Nos robaron. Nos quitaron todo. Nos destruyeron. Mi intención no es hacer política pero todos sabemos que esta destrucción tiene nombre y apellido (o varios). Lo único que nos dejaron, además de interminables deudas, fue esta profunda tristeza a nosotros, los que amamos con todo lo que somos a este club, los que dejamos muchas cosas sólo por verlo, los que siempre vamos a estar.
Cuando creía que no podía amar más a estos colores, llegó esta dura realidad. Hoy, mi amor se triplicó, tri como esos tres tricampeonatos ganados alguna vez. A la distancia puedo ver que el destino estaba marcado, por alguna razón tenía que ser así y teníamos que atravesar este duro momento. También puedo ver que ahora el único objetivo que tenemos es devolver a River al lugar que se merece. Sé que lo vamos a lograr porque River es grande y uno no es grande por no caer nunca, sino por caerse y saber levantarse.
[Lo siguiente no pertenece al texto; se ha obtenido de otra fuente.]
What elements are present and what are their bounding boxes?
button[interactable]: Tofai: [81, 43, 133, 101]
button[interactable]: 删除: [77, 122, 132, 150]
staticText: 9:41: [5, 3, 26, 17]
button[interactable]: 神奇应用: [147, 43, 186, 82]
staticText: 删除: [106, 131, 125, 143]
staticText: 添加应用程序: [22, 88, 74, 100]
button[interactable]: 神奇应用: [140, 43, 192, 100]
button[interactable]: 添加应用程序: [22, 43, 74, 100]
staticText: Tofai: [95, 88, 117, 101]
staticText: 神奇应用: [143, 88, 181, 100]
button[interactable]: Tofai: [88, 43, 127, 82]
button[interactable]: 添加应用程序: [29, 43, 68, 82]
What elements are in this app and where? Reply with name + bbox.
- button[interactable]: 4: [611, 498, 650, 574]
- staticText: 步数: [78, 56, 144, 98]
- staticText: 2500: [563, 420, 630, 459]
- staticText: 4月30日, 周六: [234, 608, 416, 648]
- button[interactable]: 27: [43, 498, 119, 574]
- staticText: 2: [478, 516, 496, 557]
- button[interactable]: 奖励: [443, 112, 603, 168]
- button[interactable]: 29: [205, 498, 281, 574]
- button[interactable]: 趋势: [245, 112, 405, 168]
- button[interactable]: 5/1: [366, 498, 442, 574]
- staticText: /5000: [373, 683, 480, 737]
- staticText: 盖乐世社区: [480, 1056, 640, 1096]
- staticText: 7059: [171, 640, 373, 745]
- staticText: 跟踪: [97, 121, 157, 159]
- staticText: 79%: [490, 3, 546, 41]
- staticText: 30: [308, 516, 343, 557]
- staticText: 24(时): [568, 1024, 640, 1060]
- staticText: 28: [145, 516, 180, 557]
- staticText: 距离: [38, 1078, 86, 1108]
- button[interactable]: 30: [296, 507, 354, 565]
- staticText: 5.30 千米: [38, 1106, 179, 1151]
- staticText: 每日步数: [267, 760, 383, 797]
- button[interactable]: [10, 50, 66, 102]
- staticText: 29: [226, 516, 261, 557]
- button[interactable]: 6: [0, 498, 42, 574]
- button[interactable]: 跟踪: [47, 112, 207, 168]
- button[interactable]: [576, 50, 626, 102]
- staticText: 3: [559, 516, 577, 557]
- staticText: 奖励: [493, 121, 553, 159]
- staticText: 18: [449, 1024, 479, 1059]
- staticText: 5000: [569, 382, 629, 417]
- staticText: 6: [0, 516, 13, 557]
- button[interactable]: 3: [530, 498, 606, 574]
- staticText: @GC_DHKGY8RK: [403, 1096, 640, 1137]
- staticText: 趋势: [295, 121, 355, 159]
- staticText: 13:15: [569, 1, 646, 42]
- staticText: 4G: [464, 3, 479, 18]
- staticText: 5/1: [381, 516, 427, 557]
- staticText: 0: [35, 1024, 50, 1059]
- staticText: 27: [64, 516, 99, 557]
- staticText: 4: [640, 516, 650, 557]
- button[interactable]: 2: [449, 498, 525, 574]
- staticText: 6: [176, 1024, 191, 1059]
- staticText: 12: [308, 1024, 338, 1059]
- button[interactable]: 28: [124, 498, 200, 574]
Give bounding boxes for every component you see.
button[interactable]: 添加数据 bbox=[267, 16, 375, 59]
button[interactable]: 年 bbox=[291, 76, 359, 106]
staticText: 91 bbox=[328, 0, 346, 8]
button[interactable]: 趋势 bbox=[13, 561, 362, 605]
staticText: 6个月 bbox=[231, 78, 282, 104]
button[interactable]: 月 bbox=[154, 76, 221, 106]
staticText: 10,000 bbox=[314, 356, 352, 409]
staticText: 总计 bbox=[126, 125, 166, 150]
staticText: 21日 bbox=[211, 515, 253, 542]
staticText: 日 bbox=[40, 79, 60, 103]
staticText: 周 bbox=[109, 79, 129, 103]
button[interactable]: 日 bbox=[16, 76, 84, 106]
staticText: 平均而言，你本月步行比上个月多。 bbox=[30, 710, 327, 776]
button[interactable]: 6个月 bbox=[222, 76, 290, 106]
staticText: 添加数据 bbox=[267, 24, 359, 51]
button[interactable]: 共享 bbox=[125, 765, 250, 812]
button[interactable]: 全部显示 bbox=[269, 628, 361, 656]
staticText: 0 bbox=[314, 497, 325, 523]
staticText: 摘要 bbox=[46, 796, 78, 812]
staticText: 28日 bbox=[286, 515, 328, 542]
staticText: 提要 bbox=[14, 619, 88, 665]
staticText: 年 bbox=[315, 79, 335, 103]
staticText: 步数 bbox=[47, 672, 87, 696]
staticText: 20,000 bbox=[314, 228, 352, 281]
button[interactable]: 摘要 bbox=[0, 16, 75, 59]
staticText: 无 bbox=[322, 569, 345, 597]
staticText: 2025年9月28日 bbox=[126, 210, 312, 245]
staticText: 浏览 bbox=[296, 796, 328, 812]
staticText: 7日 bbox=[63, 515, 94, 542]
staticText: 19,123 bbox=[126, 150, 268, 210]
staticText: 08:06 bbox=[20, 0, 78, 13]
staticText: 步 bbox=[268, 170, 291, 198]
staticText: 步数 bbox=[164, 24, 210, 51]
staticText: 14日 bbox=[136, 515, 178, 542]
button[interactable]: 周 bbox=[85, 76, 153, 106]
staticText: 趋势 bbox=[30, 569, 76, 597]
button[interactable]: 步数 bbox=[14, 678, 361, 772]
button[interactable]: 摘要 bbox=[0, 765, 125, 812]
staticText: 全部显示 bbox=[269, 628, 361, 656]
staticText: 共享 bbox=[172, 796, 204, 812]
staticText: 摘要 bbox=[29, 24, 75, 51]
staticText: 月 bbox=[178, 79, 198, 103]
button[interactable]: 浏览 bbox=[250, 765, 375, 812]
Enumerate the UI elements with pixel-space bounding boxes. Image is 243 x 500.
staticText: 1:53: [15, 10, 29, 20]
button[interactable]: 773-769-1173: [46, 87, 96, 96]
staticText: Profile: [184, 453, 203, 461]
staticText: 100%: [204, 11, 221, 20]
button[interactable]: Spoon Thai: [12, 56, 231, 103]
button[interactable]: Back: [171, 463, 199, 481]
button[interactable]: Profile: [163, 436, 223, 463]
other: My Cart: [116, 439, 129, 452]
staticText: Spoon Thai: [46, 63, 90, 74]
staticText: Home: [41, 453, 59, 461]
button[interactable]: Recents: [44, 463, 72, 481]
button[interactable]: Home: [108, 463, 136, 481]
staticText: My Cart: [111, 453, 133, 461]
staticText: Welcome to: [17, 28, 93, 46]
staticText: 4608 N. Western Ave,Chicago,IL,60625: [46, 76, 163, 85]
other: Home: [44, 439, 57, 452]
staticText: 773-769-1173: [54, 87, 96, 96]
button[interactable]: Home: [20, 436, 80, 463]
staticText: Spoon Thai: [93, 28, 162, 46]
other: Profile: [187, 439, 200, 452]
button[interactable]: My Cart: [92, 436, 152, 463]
Nunca más pude ver ni escuchar nada de aquel 26 de junio. Cada vez que voy a la cancha, hay una canción que me recuerda ese día, entonces hago silencio y prefiero no cantarla, todavía no puedo hacerlo. Con el tiempo la herida se curará pero la cicatriz se quedará para siempre, recordándonos que fue a nosotros, a nuestras generaciones, a las que les tocó vivir el peor momento de la historia de nuestro club; para contarles y enseñarles a nuestros hijos y nietos que en los peores momentos, sabemos con quienes contamos. Y River Plate sabe que cuenta con 15 millones de personas, que desde todos lados del mundo, acompañan este difícil momento que le toca atravesar a nuestro buen amigo. Acompañamiento que merece un capítulo aparte.